At present on the GVCI forum, we are debating lemongrass, an aromatic herb widely used in Asiatic cooking. All this has arisen from an intervention by Rosario Scarpato, which has been answered in the Gazzetta Gastronomica by Stefano Bonilli, the founder of the Gambero Rosso, in his editorial “Il rispetto di una cucina diversa” (“Respect for a different cuisine”). Summarising and simplifying the various interventions, Scarpato sustains, together with the majority of the GVCI chefs I believe, that using lemongrass in Italian cuisine has no sense. Bonilli replies to this that Italian cuisine should be open to foreign contamination and that this can only benefit a style of cooking which should not remain stagnant. I can assure you that Scarpato doesn’t have the intention of becoming the new leader of the powerful lobby against the cultivation of lemongrass. I have in fact been told that he’s been seen gobbling down Tom Ka Gai, a typical Thai soup based on lemongrass, under cover in an alleyway in the southern outskirts of Bangkok.
Lemongrass is only an example. The question in a nutshell is; if we allowed Italian cuisine abroad to adapt to or to be contaminated by local flavours, would this cause confusion amongst our foreign guests? Everyday, they eat lemongrass at home and in the restaurants they go to for lunch. The large majority of these guests of ours doesn’t know what the true flavours of Italian cooking are and wouldn’t distinguish between a supposed Italian restaurant which prepares spaghetti alla bolognese with chili or linguini alla Giuglio Cesare and a genuine Italian restaurant. However, what bothered Bonilli most was the definition which Scarpato had given to arie; he had labelled them “little foams!” Neither did Paolo Marchi like this definition. In fact, it was described as a “fall in style;” parallels were drawn with the rejection, in that moment, suffered by Gualtiero Marchesi because of the open ravioli in his innovative cuisine. And all this “gastronomic indignation” because the term “little foams” was interpreted as being derogatory. Really, I believe that the “-ette” (“schiumette” is the Italian word used by Scarpato) is just a diminutive. It’s simply a way of stating what arie truly are: a brilliant innovation which is pleasant to use now and then in some dishes. Sometimes, arie are used to give the airs (the literal meaning of “arie”) of being an innovator and, in that case, they become neither more nor less than just little foams.

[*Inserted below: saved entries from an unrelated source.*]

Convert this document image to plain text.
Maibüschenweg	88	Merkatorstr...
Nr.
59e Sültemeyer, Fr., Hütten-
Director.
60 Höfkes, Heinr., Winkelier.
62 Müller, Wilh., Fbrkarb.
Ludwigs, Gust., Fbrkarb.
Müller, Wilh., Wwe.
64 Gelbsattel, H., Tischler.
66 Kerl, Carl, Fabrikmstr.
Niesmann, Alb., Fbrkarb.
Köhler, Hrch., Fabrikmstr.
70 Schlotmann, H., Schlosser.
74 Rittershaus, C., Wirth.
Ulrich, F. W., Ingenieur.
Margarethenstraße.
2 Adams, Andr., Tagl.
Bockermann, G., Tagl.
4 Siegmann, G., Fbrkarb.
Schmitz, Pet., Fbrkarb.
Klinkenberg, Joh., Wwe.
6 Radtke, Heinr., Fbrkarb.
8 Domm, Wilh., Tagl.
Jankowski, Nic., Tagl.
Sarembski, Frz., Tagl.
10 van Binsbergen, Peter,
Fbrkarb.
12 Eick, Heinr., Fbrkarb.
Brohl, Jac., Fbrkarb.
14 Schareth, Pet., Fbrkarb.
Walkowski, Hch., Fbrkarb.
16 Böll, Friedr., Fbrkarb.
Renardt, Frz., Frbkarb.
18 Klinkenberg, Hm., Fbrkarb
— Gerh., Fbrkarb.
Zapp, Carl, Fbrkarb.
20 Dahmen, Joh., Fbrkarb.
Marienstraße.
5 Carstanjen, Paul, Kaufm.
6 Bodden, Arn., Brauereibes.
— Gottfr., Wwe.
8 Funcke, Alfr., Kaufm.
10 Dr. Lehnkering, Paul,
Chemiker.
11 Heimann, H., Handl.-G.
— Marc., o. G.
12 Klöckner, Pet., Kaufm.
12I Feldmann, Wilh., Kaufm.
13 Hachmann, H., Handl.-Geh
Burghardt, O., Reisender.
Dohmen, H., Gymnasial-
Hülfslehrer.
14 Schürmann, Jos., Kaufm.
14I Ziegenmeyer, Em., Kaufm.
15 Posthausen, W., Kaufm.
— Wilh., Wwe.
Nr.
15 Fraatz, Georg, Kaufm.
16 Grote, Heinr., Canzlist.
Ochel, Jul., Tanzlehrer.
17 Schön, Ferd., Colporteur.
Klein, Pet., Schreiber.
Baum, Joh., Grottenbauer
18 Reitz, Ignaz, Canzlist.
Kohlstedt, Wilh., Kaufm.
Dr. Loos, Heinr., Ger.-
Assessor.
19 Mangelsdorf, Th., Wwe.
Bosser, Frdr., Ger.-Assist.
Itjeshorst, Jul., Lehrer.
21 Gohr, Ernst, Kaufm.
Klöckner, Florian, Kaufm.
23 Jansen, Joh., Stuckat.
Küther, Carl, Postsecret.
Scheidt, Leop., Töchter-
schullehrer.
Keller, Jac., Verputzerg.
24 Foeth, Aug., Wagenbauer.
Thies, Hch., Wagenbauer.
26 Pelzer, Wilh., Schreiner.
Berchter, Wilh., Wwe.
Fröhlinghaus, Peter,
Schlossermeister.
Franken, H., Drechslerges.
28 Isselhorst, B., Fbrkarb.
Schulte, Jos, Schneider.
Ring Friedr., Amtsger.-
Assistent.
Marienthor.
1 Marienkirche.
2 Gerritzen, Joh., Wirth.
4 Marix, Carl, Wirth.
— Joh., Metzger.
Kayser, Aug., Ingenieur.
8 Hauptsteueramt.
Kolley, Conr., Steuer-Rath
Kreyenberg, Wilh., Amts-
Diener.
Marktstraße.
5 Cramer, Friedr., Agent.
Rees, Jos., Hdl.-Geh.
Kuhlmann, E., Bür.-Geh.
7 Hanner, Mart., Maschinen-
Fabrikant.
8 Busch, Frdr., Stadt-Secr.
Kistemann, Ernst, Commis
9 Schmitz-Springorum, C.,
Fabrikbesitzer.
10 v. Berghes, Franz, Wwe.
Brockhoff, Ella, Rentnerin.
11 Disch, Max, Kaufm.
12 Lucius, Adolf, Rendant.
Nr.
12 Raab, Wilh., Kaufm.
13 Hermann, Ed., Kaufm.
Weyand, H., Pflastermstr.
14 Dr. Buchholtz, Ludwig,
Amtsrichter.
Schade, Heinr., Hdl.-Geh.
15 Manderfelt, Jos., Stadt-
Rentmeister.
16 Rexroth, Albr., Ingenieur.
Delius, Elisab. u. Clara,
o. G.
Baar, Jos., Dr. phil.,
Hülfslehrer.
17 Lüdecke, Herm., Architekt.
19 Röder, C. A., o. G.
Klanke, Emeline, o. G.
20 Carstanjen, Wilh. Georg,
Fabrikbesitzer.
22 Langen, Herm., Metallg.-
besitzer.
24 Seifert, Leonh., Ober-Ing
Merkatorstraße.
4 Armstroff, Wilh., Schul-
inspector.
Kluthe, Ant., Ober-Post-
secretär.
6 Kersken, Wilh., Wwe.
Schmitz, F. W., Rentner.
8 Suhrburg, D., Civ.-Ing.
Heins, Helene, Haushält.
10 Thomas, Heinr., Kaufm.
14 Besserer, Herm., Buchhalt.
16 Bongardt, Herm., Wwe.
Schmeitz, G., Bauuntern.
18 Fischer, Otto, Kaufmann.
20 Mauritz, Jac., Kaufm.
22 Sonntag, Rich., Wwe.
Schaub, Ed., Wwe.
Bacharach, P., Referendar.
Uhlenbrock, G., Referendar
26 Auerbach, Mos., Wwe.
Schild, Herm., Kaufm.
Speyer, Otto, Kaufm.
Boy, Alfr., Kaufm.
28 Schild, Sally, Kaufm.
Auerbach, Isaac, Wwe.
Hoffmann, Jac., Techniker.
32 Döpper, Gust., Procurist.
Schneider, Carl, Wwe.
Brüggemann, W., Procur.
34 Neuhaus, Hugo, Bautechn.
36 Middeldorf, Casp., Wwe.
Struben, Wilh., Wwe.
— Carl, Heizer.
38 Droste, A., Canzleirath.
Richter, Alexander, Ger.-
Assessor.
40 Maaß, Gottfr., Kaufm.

And while we discus about little foams and lemongrass, Mario Caramella, in Singapore in his restaurant InItaly, proposes a bollito misto (boiled dinner) in a modern key and understandable for the Asian market and with absolutely authentic flavours. Once again, Italian cooking without lemongrass is stagnant? Well, I still say; “it’s in motion” in defiance to all the arrows of the “holy innovation.”